Curbing Drusen Buildup in Dry AMD

Age-related macular degeneration (AMD) is the leading cause of irreversible blindness in the developed world. There are effective treatments for the ‘wet’ stage of the disease. But treatments targeting the more prevalent, slower progressing, and ultimately more threatening ‘dry’ form of the disease have so far had minimal impact.

Dry AMD is the primary research focus of Kellogg clinician-scientist Jason Miller, M.D., Ph.D. His lab aims to better describe and ultimately disrupt a primary pathway of the disease—lipid (fat) deposits called drusen that build up outside of the retinal pigment epithelium (RPE).

The RPE is a vital cell layer at the back of the eye that supports the photoreceptor cells (PRs) that convert light to sight. In dry AMD, drusen accumulation ultimately destroys the RPE. Left unprotected,PRs subsequently die, leading to vision loss.

“We know that lipids are one source of energy for the RPE,” Dr. Miller explains. “And there is good evidence that the toxic drusen buildup we see in dry AMD is largely a by-product of the RPE casting off lipids it doesn’t use, like trash piling up in an alley.”

In consultation with lipidomics expert Subramaniam Pennathur, M.D., Chief of Michigan Medicine’s Division of Nephrology, the Miller lab will conduct studies to understand how those piles build up and explore ways to reduce their size. Three new grants will fund this work:

The E. Matilda Ziegler Foundation for the Blind and Eversight Eye & Vision Research will support complementary projects to better describe the processes by which the RPE secretes lipids and deposits discarded lipids as drusen outside the RPE. A Foundation Fighting Blindness grant will explore strategies to minimize the amount of drusen buildup.

Dr. Miller’s lab also continues to receive instrumental support from the James Grosfeld Initiative for Dry AMD, whose funding led to the preliminary data necessary to successfully compete for these external grants. Additional support comes from the Discovering Hope Foundation.

The Miller lab previously confirmed what logic would suggest: that if the RPE consumes more fat, that will leave less to discard. “We will now focus on encouraging the RPE to maximize its consumption of available lipids,” says Dr. Miller, “We’ll also attempt to identify obstacles that might keep that from happening.”

“One project will attempt to persuade the RPE to make lipids its sole energy source. Unlike PRs, which survive only on glucose (sugar), the RPE may choose to consume either, a choice influenced by certain amino acids. “We hope we can manipulate those amino acids to encourage them to prefer fats over glucose,” says Dr. Miller. “This should have two benefits: increasing lipid consumption in the RPE and making more glucose available to the PRs.”

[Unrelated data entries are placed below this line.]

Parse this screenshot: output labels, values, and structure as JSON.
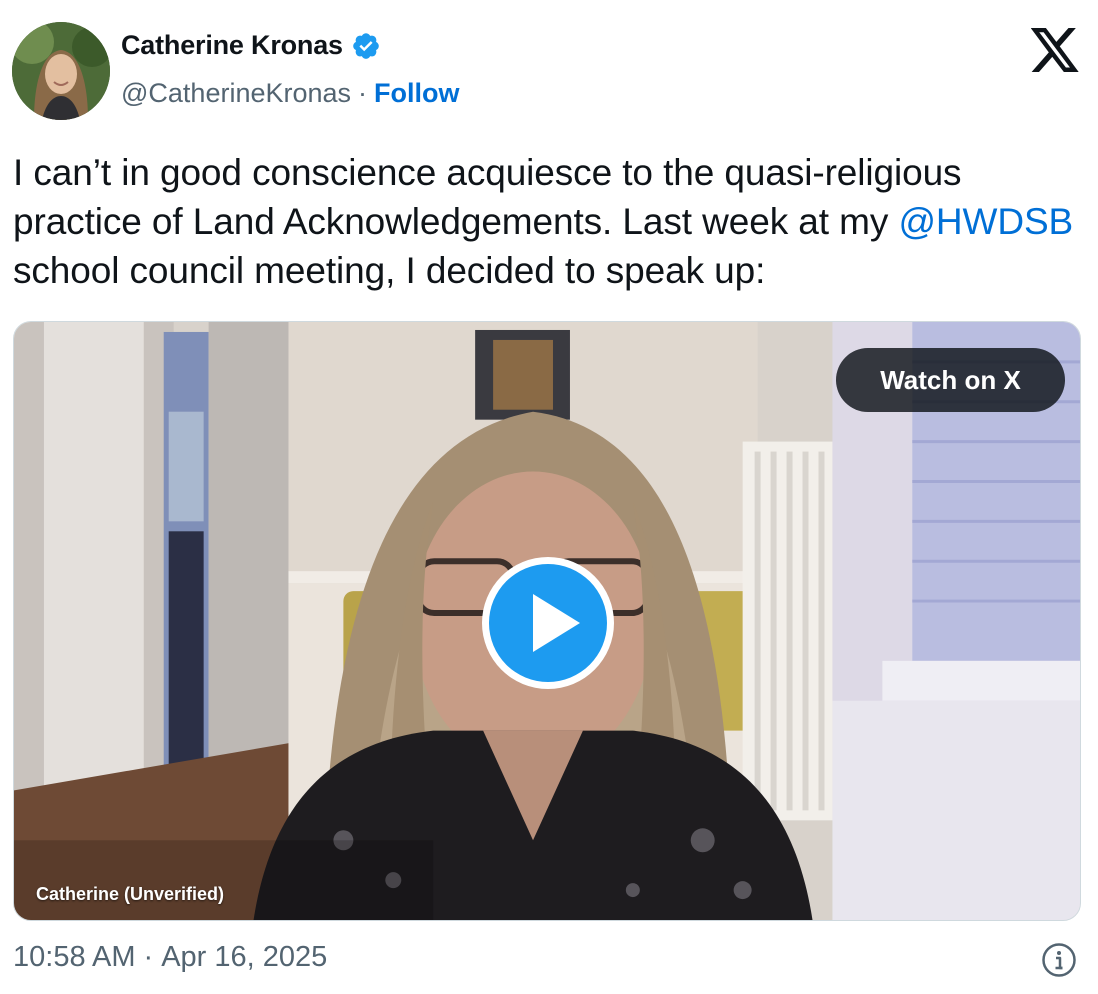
{
  "author": {
    "name": "Catherine Kronas",
    "handle": "@CatherineKronas",
    "separator": "·",
    "follow_label": "Follow",
    "verified_icon": "verified-badge-icon"
  },
  "brand": {
    "logo_icon": "x-logo-icon"
  },
  "tweet": {
    "text_part1": "I can’t in good conscience acquiesce to the quasi-religious practice of Land Acknowledgements. Last week at my ",
    "mention": "@HWDSB",
    "text_part2": " school council meeting, I decided to speak up:"
  },
  "media": {
    "watch_label": "Watch on X",
    "caption": "Catherine (Unverified)",
    "play_icon": "play-icon"
  },
  "footer": {
    "time": "10:58 AM",
    "separator": "·",
    "date": "Apr 16, 2025",
    "info_icon": "info-icon"
  },
  "colors": {
    "link": "#006fd6",
    "text": "#0f1419",
    "secondary": "#536471",
    "play_blue": "#1d9bf0"
  }
}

Another project will deactivate an enzyme critical to degrading (consuming) lipids, to test the theory that hindering the RPE’s lipid degradation will cause it to ‘spit out’ (secrete) what it can’t use. “When turning off that enzyme, we should see a corresponding increase in drusen deposits outside the RPE,” he explains. “The ultimate goal is to create a new model for testing future dry AMD therapeutics.”